1. **Performance and Scalability**
FAISS is a highly optimized library developed by Meta AI Research. It is designed for high-performance similarity search and clustering of dense vectors. The library supports several advanced indexing strategies such as Inverted File Indexes (IVF), Product Quantization (PQ), and Hierarchical Navigable Small World (HNSW) graphs, which are well-suited for large-scale deployments. This makes FAISS a more robust option for handling large volumes of text data, such as educational textbooks spanning multiple grades and subjects.

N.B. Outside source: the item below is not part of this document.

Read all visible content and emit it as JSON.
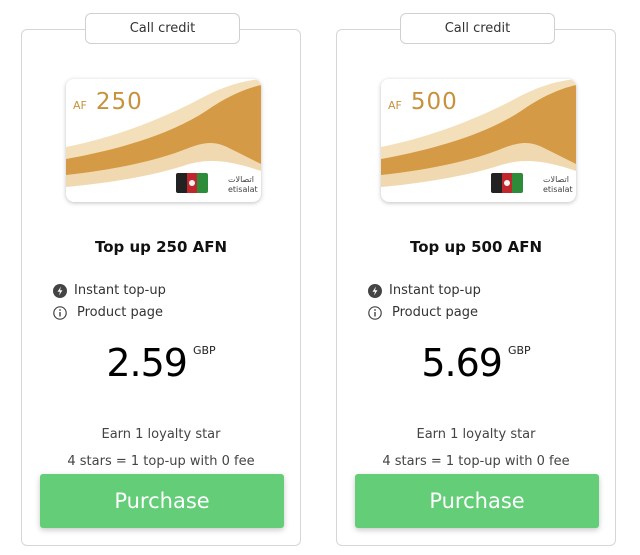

2. **Stability and Maturity**
FAISS has been widely adopted in academic and industrial applications since its release. Its maturity ensures greater stability and reliability in production environments. This is particularly valuable in educational tools, where the accuracy and speed of retrieval are critical to user experience.

3. **Ease of Integration and Persistence**
The LangChain framework offers excellent support for FAISS, including simple interfaces for saving and loading vector indexes to disk (save_local() and load_local()). This simplifies the development workflow and enables persistent local storage without requiring a server backend, making it ideal for lightweight deployments or offline environments.

4. **Local-First Design**
Since this application is intended to run locally or on user-hosted machines (such as schools or low-resource environments), FAISS is well-suited due to its low dependency footprint and complete local execution model. In contrast, some vector stores like Chroma often require persistent server processes or external backends to manage metadata and indexes.

5. **Comparison with Chroma**
While Chroma offers a developer-friendly interface and built-in metadata filtering (via DuckDB/SQLite), it is more suited for rapid prototyping or cloud-native applications that benefit from RESTful APIs and server persistence. However, for this use case—which emphasizes speed, simplicity, and offline usability—FAISS provides superior performance and better aligns with the project’s deployment goals.

In summary, FAISS was selected due to its **speed, reliability, local storage capabilities, and production-grade performance**, all of which are essential for building a scalable and responsive educational RAG application. Chroma remains a valuable alternative for future iterations if server-side querying or live metadata filtering becomes necessary.